À la manière de San Antonio
Une
belle rousse avec des yeux de braise qui a dû laisser plus d’un cadavre
sur son passage. Et l’autre châtain clair mais avec un sourire ravageur
qui éclaire son visage que t’as l’impression qu’il fait beau même quand
il pleut. Ça chauffe entre les deux souris. Elles se ressemblent comme
deux gouttes d’eau. Remarque, ça tombe bien, il pleut des cordes en ce
moment. Des tigresses comme ça, belles et rebelles, moi je dis qu’il
faut surtout pas chercher à les mettre en cage, elles sont indomptables,
c’est ça qui fait leur charme.
À la manière de Feydeau
Ségolène : François, dis quelque chose!
François : Bah…
Valérie : C’est elle ou moi!
François : C’est toi bien sûr, mais je t’en prie, tais-toi…
Valérie : Jamais ! Je suis une femme libre et indépendante!
Ségolène : Et moi, je suis une femme indépendante et libre!
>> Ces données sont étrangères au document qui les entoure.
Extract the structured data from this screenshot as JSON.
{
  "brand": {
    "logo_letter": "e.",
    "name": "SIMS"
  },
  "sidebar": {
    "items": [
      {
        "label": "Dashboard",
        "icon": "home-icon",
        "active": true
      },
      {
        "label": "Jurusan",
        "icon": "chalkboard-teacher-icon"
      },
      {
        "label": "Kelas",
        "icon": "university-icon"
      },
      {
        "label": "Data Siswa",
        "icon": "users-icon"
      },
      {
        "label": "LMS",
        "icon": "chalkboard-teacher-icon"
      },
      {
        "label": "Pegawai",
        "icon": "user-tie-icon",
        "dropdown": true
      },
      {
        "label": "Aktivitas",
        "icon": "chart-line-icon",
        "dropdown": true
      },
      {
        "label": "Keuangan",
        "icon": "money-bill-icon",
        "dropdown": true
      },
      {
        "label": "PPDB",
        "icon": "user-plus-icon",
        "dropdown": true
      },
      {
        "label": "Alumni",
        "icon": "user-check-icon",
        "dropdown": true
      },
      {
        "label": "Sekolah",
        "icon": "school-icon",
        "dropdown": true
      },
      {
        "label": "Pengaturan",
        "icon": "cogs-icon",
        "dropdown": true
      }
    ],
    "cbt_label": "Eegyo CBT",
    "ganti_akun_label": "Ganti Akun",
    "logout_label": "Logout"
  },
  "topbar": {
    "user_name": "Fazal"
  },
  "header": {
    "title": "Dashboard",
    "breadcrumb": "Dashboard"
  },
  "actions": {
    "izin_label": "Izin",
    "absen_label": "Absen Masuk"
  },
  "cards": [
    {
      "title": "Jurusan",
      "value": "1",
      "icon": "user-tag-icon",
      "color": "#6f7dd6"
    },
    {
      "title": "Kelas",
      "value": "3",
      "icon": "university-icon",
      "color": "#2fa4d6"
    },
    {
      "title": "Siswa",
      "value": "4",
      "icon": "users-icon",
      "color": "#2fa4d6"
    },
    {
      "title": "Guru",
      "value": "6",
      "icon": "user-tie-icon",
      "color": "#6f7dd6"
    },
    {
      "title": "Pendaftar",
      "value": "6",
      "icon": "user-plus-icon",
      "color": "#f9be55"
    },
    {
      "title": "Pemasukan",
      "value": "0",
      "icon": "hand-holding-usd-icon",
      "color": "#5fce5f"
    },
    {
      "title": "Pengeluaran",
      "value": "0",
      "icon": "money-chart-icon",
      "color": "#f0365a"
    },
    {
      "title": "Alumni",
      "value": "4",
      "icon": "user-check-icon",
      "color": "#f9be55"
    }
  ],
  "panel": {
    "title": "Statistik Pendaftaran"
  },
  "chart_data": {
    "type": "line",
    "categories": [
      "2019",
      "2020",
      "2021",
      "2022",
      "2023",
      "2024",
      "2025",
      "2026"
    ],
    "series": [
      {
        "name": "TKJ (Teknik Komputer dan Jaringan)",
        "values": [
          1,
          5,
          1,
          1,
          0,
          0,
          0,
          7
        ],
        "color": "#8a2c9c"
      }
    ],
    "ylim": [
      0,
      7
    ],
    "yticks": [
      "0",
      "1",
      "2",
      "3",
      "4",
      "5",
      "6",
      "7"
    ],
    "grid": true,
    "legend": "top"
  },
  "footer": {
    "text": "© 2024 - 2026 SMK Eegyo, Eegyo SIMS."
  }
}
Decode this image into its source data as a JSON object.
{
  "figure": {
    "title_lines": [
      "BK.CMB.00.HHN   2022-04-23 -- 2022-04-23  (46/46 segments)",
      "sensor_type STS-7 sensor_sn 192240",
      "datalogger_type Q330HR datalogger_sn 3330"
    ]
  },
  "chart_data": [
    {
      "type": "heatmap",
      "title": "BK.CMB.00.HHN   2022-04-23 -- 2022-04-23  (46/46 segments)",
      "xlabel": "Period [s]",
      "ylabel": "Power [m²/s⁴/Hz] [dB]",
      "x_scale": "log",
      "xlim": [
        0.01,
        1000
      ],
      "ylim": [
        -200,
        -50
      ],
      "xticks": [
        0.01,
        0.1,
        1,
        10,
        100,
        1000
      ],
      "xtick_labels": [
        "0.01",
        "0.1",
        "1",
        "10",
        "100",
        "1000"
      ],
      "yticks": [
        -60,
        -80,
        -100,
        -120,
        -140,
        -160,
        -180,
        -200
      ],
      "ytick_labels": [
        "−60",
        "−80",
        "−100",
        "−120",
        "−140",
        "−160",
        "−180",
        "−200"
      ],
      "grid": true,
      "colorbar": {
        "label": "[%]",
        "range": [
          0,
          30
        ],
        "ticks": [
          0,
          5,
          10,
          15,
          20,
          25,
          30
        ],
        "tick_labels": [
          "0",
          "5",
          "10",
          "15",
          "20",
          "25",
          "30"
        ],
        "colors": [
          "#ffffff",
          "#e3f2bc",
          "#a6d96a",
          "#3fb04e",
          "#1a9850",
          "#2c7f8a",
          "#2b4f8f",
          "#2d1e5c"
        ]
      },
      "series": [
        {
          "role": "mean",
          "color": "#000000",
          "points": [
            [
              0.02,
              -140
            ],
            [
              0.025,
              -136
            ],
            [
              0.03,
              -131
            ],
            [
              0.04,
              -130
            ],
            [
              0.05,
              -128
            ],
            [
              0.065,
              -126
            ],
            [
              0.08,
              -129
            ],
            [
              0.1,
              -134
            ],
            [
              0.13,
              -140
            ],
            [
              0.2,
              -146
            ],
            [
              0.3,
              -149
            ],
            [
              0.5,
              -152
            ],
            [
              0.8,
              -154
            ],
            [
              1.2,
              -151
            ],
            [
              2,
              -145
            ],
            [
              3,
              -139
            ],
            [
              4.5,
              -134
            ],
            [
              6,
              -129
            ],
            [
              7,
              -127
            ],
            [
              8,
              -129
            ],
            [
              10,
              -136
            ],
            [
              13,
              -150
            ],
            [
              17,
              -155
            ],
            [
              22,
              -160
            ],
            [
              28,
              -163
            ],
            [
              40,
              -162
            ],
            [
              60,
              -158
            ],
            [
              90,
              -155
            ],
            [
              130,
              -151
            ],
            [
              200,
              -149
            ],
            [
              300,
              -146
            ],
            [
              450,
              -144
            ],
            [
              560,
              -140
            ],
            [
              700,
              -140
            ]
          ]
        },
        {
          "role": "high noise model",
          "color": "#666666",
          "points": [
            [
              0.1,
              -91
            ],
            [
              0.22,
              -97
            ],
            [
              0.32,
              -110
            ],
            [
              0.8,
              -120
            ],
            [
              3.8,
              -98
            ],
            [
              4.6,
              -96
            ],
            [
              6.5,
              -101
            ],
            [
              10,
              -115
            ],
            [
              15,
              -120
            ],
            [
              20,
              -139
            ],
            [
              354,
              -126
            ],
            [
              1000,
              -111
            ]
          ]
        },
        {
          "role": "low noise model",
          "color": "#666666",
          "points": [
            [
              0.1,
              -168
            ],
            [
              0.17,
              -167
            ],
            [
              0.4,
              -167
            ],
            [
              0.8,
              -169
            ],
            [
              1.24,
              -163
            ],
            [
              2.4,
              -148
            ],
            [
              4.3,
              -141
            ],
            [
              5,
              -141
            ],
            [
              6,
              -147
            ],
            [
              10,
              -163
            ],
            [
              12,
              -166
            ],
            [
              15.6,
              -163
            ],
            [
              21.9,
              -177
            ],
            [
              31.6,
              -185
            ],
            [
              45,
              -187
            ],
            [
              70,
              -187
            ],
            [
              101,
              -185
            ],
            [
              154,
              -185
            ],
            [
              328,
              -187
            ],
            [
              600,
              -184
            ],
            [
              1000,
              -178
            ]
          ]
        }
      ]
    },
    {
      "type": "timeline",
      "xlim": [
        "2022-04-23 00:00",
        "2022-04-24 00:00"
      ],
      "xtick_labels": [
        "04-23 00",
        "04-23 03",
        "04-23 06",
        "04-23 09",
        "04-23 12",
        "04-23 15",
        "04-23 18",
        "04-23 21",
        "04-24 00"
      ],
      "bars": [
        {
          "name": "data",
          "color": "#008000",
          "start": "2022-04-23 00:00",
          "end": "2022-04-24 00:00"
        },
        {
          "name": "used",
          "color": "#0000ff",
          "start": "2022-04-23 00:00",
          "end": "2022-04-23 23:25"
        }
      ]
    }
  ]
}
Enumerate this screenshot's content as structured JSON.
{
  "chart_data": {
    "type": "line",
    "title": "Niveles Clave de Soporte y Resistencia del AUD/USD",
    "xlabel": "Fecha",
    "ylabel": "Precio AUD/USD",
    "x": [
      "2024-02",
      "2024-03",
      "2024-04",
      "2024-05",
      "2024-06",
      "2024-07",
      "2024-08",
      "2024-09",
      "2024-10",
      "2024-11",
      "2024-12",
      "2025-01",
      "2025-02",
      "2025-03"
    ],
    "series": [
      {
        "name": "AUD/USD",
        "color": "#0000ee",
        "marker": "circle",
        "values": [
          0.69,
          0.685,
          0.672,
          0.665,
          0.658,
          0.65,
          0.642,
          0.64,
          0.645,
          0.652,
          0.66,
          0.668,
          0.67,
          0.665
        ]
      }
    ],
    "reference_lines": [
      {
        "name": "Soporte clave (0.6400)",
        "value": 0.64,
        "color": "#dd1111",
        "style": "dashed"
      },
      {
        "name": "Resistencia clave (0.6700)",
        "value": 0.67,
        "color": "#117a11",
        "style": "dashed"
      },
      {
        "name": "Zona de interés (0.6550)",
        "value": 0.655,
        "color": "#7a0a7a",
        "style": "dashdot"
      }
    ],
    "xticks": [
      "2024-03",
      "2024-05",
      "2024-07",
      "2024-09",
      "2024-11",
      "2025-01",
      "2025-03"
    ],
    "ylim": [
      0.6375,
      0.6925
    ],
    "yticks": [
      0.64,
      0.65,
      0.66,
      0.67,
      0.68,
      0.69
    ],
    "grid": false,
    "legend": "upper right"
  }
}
François : Ah si je pouvais me libérer de vous pour retrouver mon indépendance.
À la manière de la baronne de Rotschild
Dans
les familles recomposées, hélas fréquentes à notre époque, il convient
d’établir des relations courtoises et apaisées avec la première épouse
de votre conjoint. Vous veillerez à parler d’elle avec respect et
considération en toutes circonstances. Pourquoi ne pas l’inviter à
prendre le thé afin de faire plus ample connaissance?
À la manière de Victor Hugo
Braves gens, prenez garde aux choses que vous tweetez
Tout peut partir d’un mot qu’en passant vous perdîtes
Tout, la honte, l’embarras, les tracas
Écoutez-bien ceci…
Ce tweet que vous avez écrit
Vite fait, sans trop y penser
Court, à peine lancé,
Part, bondit, se répand sur la Toile,
Paraît dans le journal
Il vous échappe, il fuit, rien ne l’arrêtera,
Vous regrettez déjà, mais trop tard, il s’en va
Droit chez la personne concernée
Et dit : "Me voilà, j’ai été posté par un tel" Et c’est fait, vous avez un ennemi mortel.